Sometimes we face challenges that seem insurmountable. When we are in that situation, a feeling of dread and hopelessness can take over. Maybe you have never been there. I have been there.
I am a lucky (or blessed) man. I have been granted many reprieves from the depths of hopelessness. It's not ever really easy to overcome, but it can be done.
This Thanksgiving week I heard a news story that made my heart ache and filled me with gratitude.

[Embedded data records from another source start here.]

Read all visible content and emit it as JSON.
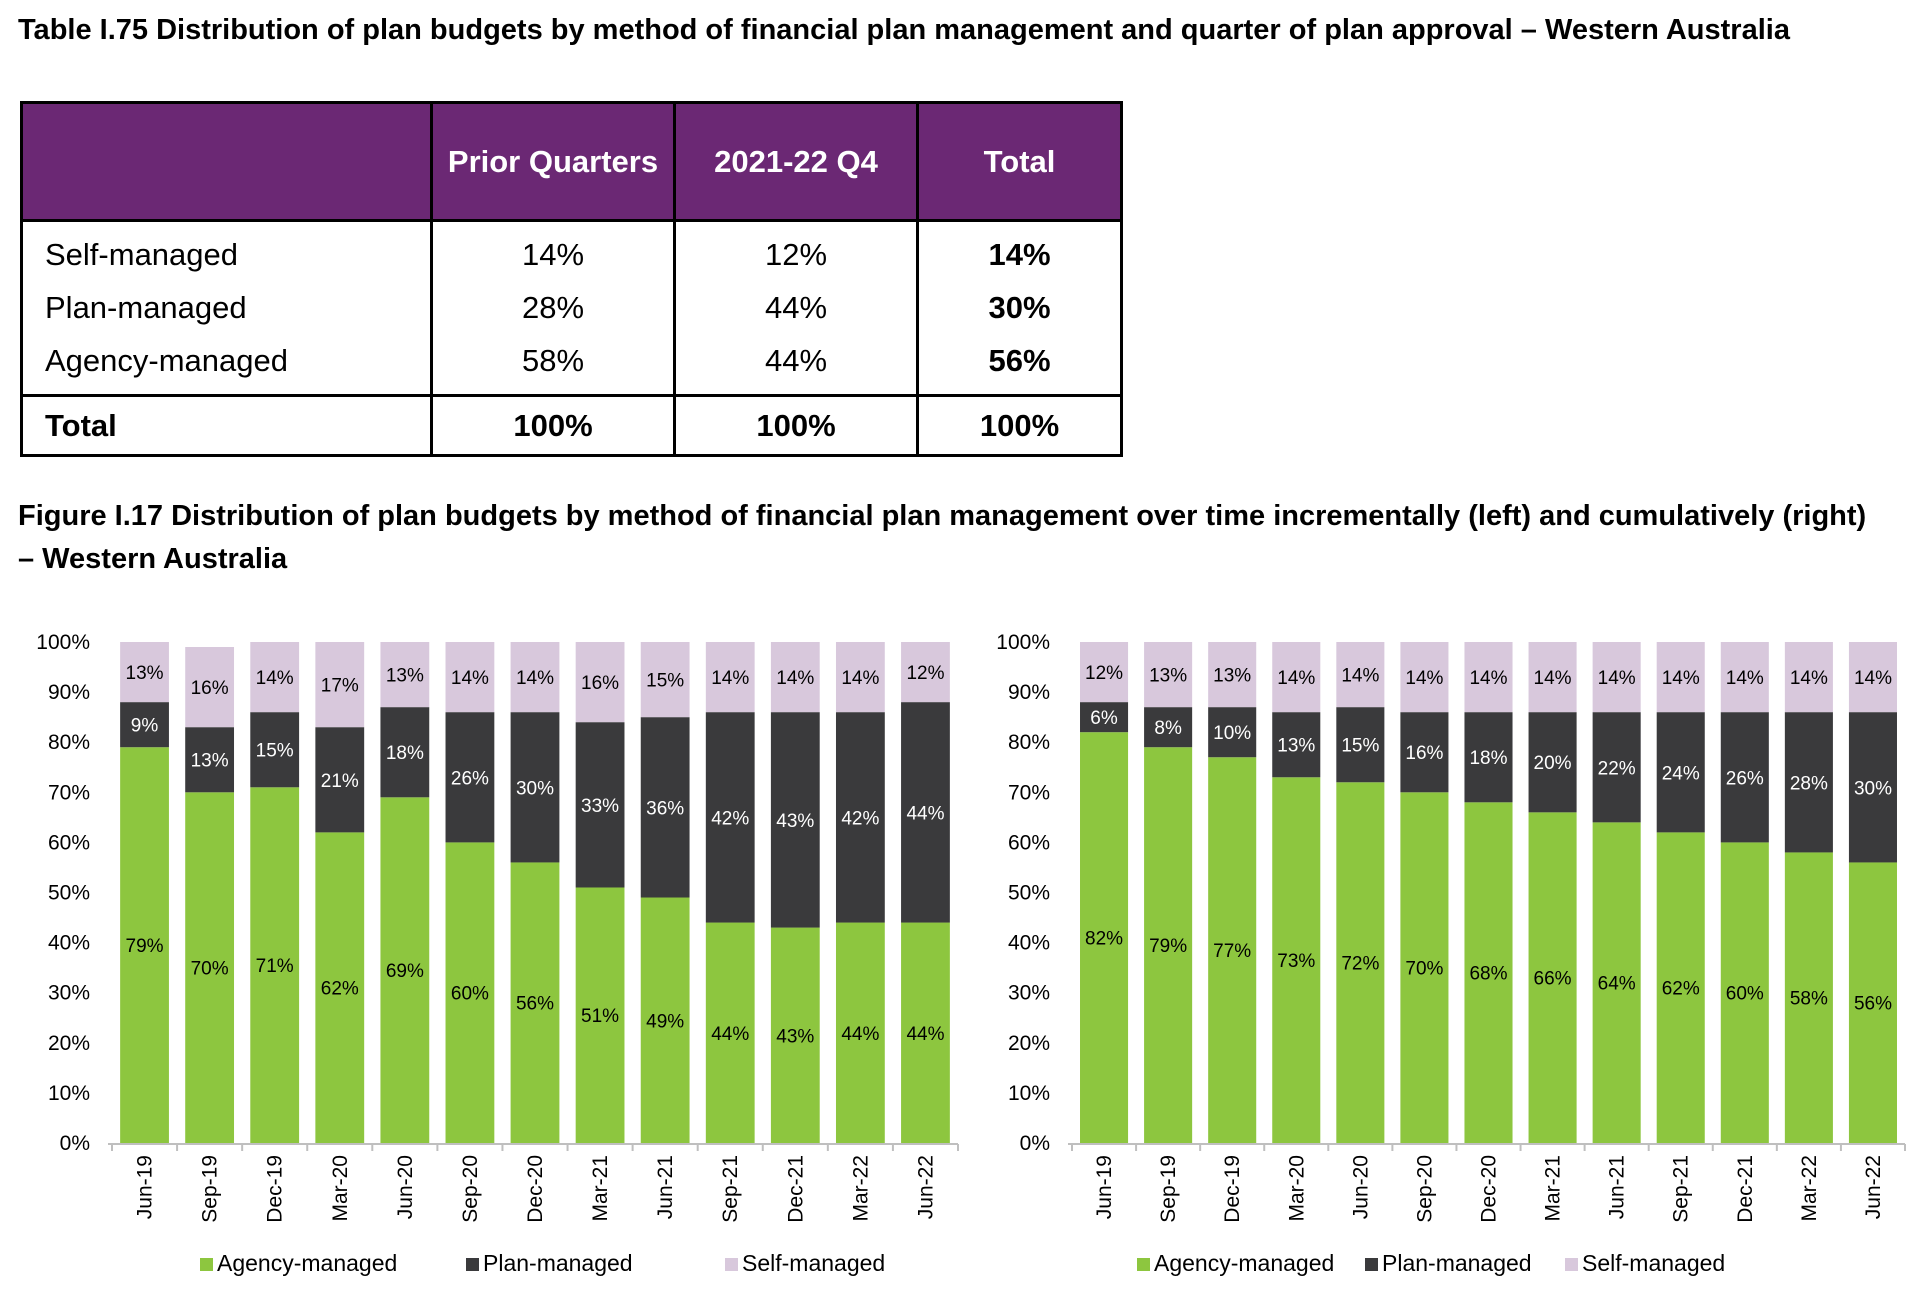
{
  "table": {
    "title": "Table I.75 Distribution of plan budgets by method of financial plan management and quarter of plan approval – Western Australia",
    "headers": [
      "",
      "Prior Quarters",
      "2021-22 Q4",
      "Total"
    ],
    "rows": [
      {
        "label": "Self-managed",
        "prior": "14%",
        "q4": "12%",
        "total": "14%"
      },
      {
        "label": "Plan-managed",
        "prior": "28%",
        "q4": "44%",
        "total": "30%"
      },
      {
        "label": "Agency-managed",
        "prior": "58%",
        "q4": "44%",
        "total": "56%"
      }
    ],
    "total_row": {
      "label": "Total",
      "prior": "100%",
      "q4": "100%",
      "total": "100%"
    }
  },
  "figure": {
    "title": "Figure I.17 Distribution of plan budgets by method of financial plan management over time incrementally (left) and cumulatively (right) – Western Australia"
  },
  "colors": {
    "agency": "#8dc63f",
    "plan": "#3a3a3c",
    "self": "#d8c8dc",
    "header": "#6b2874"
  },
  "chart_data": [
    {
      "type": "bar",
      "stacked": true,
      "categories": [
        "Jun-19",
        "Sep-19",
        "Dec-19",
        "Mar-20",
        "Jun-20",
        "Sep-20",
        "Dec-20",
        "Mar-21",
        "Jun-21",
        "Sep-21",
        "Dec-21",
        "Mar-22",
        "Jun-22"
      ],
      "series": [
        {
          "name": "Agency-managed",
          "values": [
            79,
            70,
            71,
            62,
            69,
            60,
            56,
            51,
            49,
            44,
            43,
            44,
            44
          ]
        },
        {
          "name": "Plan-managed",
          "values": [
            9,
            13,
            15,
            21,
            18,
            26,
            30,
            33,
            36,
            42,
            43,
            42,
            44
          ]
        },
        {
          "name": "Self-managed",
          "values": [
            13,
            16,
            14,
            17,
            13,
            14,
            14,
            16,
            15,
            14,
            14,
            14,
            12
          ]
        }
      ],
      "ylim": [
        0,
        100
      ],
      "yticks": [
        "0%",
        "10%",
        "20%",
        "30%",
        "40%",
        "50%",
        "60%",
        "70%",
        "80%",
        "90%",
        "100%"
      ],
      "legend": "bottom"
    },
    {
      "type": "bar",
      "stacked": true,
      "categories": [
        "Jun-19",
        "Sep-19",
        "Dec-19",
        "Mar-20",
        "Jun-20",
        "Sep-20",
        "Dec-20",
        "Mar-21",
        "Jun-21",
        "Sep-21",
        "Dec-21",
        "Mar-22",
        "Jun-22"
      ],
      "series": [
        {
          "name": "Agency-managed",
          "values": [
            82,
            79,
            77,
            73,
            72,
            70,
            68,
            66,
            64,
            62,
            60,
            58,
            56
          ]
        },
        {
          "name": "Plan-managed",
          "values": [
            6,
            8,
            10,
            13,
            15,
            16,
            18,
            20,
            22,
            24,
            26,
            28,
            30
          ]
        },
        {
          "name": "Self-managed",
          "values": [
            12,
            13,
            13,
            14,
            14,
            14,
            14,
            14,
            14,
            14,
            14,
            14,
            14
          ]
        }
      ],
      "ylim": [
        0,
        100
      ],
      "yticks": [
        "0%",
        "10%",
        "20%",
        "30%",
        "40%",
        "50%",
        "60%",
        "70%",
        "80%",
        "90%",
        "100%"
      ],
      "legend": "bottom"
    }
  ]
}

In New York City, a new mother, unable to cope with being a single mom, with no resources, and another human being to care for, decided to take advantage of the City's safe haven law. The safe haven law allows for a parent (generally a mother) in distress to leave a newborn child under 30-days-old at specific locations, where we are all relatively certain the baby will receive care. Safe havens are hospitals, firehouses, churches, police stations, and the such. Many people have taken advantage of this legal method for escaping the personal hell in which they have found themselves.
This has prevented the horror stories of unwanted babies (or babies of women who are overwhelmed by her inability to care for her child) being "disposed of" in dumpsters and trash cans. In fact, the safe haven laws in the United States have almost completely eradicated that horror.
For whatever reasons, she could not handle being a mother, found a place where she knew her newborn baby would be safe (inside a church), and left him there.
She had made a series of decisions that we can all judge however we choose. In the context of the safe-haven law, however, she missed one important point. She was supposed to inform someone that the baby was in the church. She did not do this. Because of that failure, it became a criminal investigation.
The next day she returned to the church to make sure the baby had been found. She was subject to arrest for her failure to inform anyone of the baby's whereabouts. The Queens County District Attorney Richard Brown became involved in the investigation, and would decide how to handle the situation. He offers this:
The mother followed the spirit of New York’s ‘Safe Haven’ Law, which allows a parent to leave a child not older than 30 days with an appropriate person or in a suitable location where the parent promptly notifies an appropriate person of the child’s location. It appears that the mother, in this case, felt her newborn child would be found safely in the church and chose to place the baby in the manger because it was the warmest place in the church, and further she returned the following morning to make certain that the baby had been found. New York Times articleShe was NOT arrested and faces no criminal charges. THAT, my friends, is a public official using his intelligence and compassion to reach a conclusion that is best for all involved. He could have made this a grandstanding opportunity to further his career, but he didn't. He made the decision that best serves the child, the mother, the church, and all of society. That is what good people do.
Brooklyn-Queens Diocese spokeswoman Rocio Fidalgo, speaking on behalf of the church, offered:
We can’t imagine the desperation she must have gone through, but placing the baby in the manger where Jesus is born ... she wanted him to be close to Christ. We may never meet her, but our prayers are with her. Daily News ArticleDesperation. Let that word roll around in your mind and heart for a few seconds. That is the spirit of the safe-have law: help human beings survive a moment of desperation. We, as a society, acknowledge that there are situations that need to be handled with compassion, and this law has worked.
For that I am grateful.
In closing, I am happy and proud to say that there are good people in law enforcement, and we need more people like Queens D.A. Richard Brown in the law enforcement system.